Sure, most of us battled impostor syndrome when we first became counselors (“Wait… you’re trusting me with people’s life stories?!”), but CES takes it to a whole new level. Now, it shows up every time you step into something new:

  • Research? “Cool, cool… so… where do I even start? What’s a theoretical framework again?”
  • Teaching? “You want me to stand where and say what in front of a room full of future counselors???”
  • Supervision? “Wait, didn’t I just figure out how to be a counselor myself? And now I’m supervising someone else’s growth?”
  • Leadership? “Everyone seems to have brilliant ideas, and I’m over here wondering if it’s okay to just suggest snacks.”

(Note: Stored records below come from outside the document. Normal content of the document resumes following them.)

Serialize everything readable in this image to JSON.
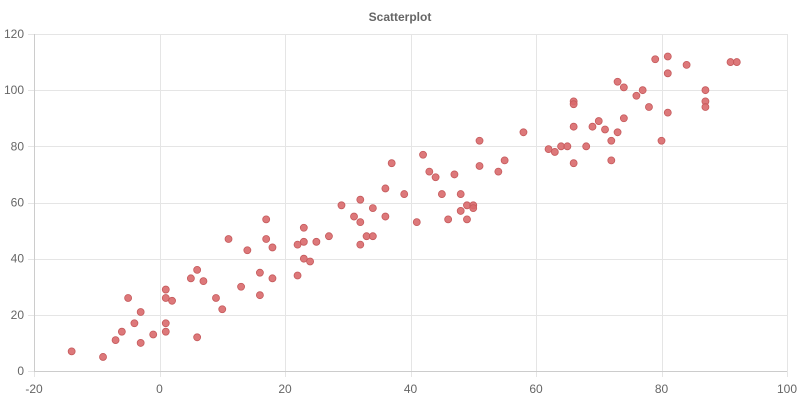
{
  "chart_data": {
    "type": "scatter",
    "title": "Scatterplot",
    "xlabel": "",
    "ylabel": "",
    "xlim": [
      -20,
      100
    ],
    "ylim": [
      0,
      120
    ],
    "x_ticks": [
      -20,
      0,
      20,
      40,
      60,
      80,
      100
    ],
    "y_ticks": [
      0,
      20,
      40,
      60,
      80,
      100,
      120
    ],
    "grid": true,
    "legend": "none",
    "point_color": "#d9696b",
    "series": [
      {
        "points": [
          [
            -14,
            7
          ],
          [
            -9,
            5
          ],
          [
            -7,
            11
          ],
          [
            -6,
            14
          ],
          [
            -5,
            26
          ],
          [
            -4,
            17
          ],
          [
            -3,
            21
          ],
          [
            -3,
            10
          ],
          [
            -1,
            13
          ],
          [
            1,
            29
          ],
          [
            1,
            26
          ],
          [
            1,
            17
          ],
          [
            1,
            14
          ],
          [
            2,
            25
          ],
          [
            5,
            33
          ],
          [
            6,
            36
          ],
          [
            6,
            12
          ],
          [
            7,
            32
          ],
          [
            9,
            26
          ],
          [
            10,
            22
          ],
          [
            11,
            47
          ],
          [
            13,
            30
          ],
          [
            14,
            43
          ],
          [
            16,
            35
          ],
          [
            16,
            27
          ],
          [
            17,
            54
          ],
          [
            17,
            47
          ],
          [
            18,
            44
          ],
          [
            18,
            33
          ],
          [
            22,
            45
          ],
          [
            22,
            34
          ],
          [
            23,
            51
          ],
          [
            23,
            46
          ],
          [
            23,
            40
          ],
          [
            24,
            39
          ],
          [
            25,
            46
          ],
          [
            27,
            48
          ],
          [
            29,
            59
          ],
          [
            31,
            55
          ],
          [
            32,
            61
          ],
          [
            32,
            53
          ],
          [
            32,
            45
          ],
          [
            33,
            48
          ],
          [
            34,
            58
          ],
          [
            34,
            48
          ],
          [
            36,
            65
          ],
          [
            36,
            55
          ],
          [
            37,
            74
          ],
          [
            39,
            63
          ],
          [
            41,
            53
          ],
          [
            42,
            77
          ],
          [
            43,
            71
          ],
          [
            44,
            69
          ],
          [
            45,
            63
          ],
          [
            46,
            54
          ],
          [
            47,
            70
          ],
          [
            48,
            63
          ],
          [
            48,
            57
          ],
          [
            49,
            59
          ],
          [
            49,
            54
          ],
          [
            50,
            59
          ],
          [
            50,
            58
          ],
          [
            51,
            82
          ],
          [
            51,
            73
          ],
          [
            54,
            71
          ],
          [
            55,
            75
          ],
          [
            58,
            85
          ],
          [
            62,
            79
          ],
          [
            63,
            78
          ],
          [
            64,
            80
          ],
          [
            65,
            80
          ],
          [
            66,
            96
          ],
          [
            66,
            95
          ],
          [
            66,
            87
          ],
          [
            66,
            74
          ],
          [
            68,
            80
          ],
          [
            69,
            87
          ],
          [
            70,
            89
          ],
          [
            71,
            86
          ],
          [
            72,
            82
          ],
          [
            72,
            75
          ],
          [
            73,
            103
          ],
          [
            73,
            85
          ],
          [
            74,
            101
          ],
          [
            74,
            90
          ],
          [
            76,
            98
          ],
          [
            77,
            100
          ],
          [
            78,
            94
          ],
          [
            79,
            111
          ],
          [
            80,
            82
          ],
          [
            81,
            112
          ],
          [
            81,
            106
          ],
          [
            81,
            92
          ],
          [
            84,
            109
          ],
          [
            87,
            100
          ],
          [
            87,
            96
          ],
          [
            87,
            94
          ],
          [
            91,
            110
          ],
          [
            92,
            110
          ]
        ]
      }
    ]
  }
}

The truth is, feeling a little (or a lot) like an impostor is part of stretching into new roles. If you’re feeling it, congratulations. You’re doing the work of growing. It’s awkward. It’s humbling. And it means you’re exactly where you’re supposed to be.

3. You’ll Build a New Relationship with Failure (and It Might Actually Be Friendly)
Miss a deadline? Bomb a proposal? Get confusing feedback that makes you wonder if you accidentally submitted your grocery list instead of your paper? Welcome to the club.

In CES, failing fast and learning how to bounce back becomes a weird superpower you didn’t even know you were developing. You thought you knew how to work hard, do the reading, put in the extra effort, and get it right? Yeah… forget about it.

No matter how much you care (and you will care a lot), you will still get things wrong. You’ll get messy feedback. You’ll rethink your projects, your teaching plans, your research questions. And eventually, it’ll be okay.

As a wise friend from my CES program has reminded me more than once (most recently not too long ago): “Who’s ever going to ask to see your grades again?”
Spoiler: No one. Your growth, your resilience, and your heart are what matter most. Everything else is just part of the adventure.

4. Self-Care Isn’t a Buzzword. It’s Homework
Seriously. It’s not a bonus; it’s a survival skill.

There’s always something going on – papers to write, students to support, research to juggle, conferences to prep for, committees to join (or accidentally volunteer for). So many people you’re connecting to, collaborating with, supervising, learning from… and that’s just Monday.

If you don’t build in breaks, the pace will build you into the ground. Believe me. I never thought I’d get to that point either. But I’ve gotten close. More than once.

Self-care isn’t about bubble baths and hashtags (though no judgment if that’s your vibe). It’s about figuring out what actually fills your tank and making it non-negotiable. If you don’t treat it like homework, CES will assign you a crash course in burnout. And trust me, the syllabus for that one is brutal.

5. The “Perfect” Path Doesn’t Exist (and That’s the Good News)
Research focus? Teaching goals? Career dreams? They’ll shift and evolve, and that’s part of the magic.

One of the absolute funnest parts of CES is hearing where your peers are headed, what they’re excited about, what they love, what they hope for, what they’re dreaming up. It’s like getting postcards from a hundred different futures.

You meet new people. You hear new ideas. And little by little, you start redesigning your own path too – adding more palm trees, planting more flowers, releasing a whole flock of butterflies, maybe even carving out a fork in the road so you can wander by the beach or head up into the snowy mountains depending on the season. You throw in a new class here, a side project there, a conference you never expected to love, a research idea that takes you somewhere completely different.

The perfect path doesn’t exist. But the one you create along the way? That’s where the real adventure lives.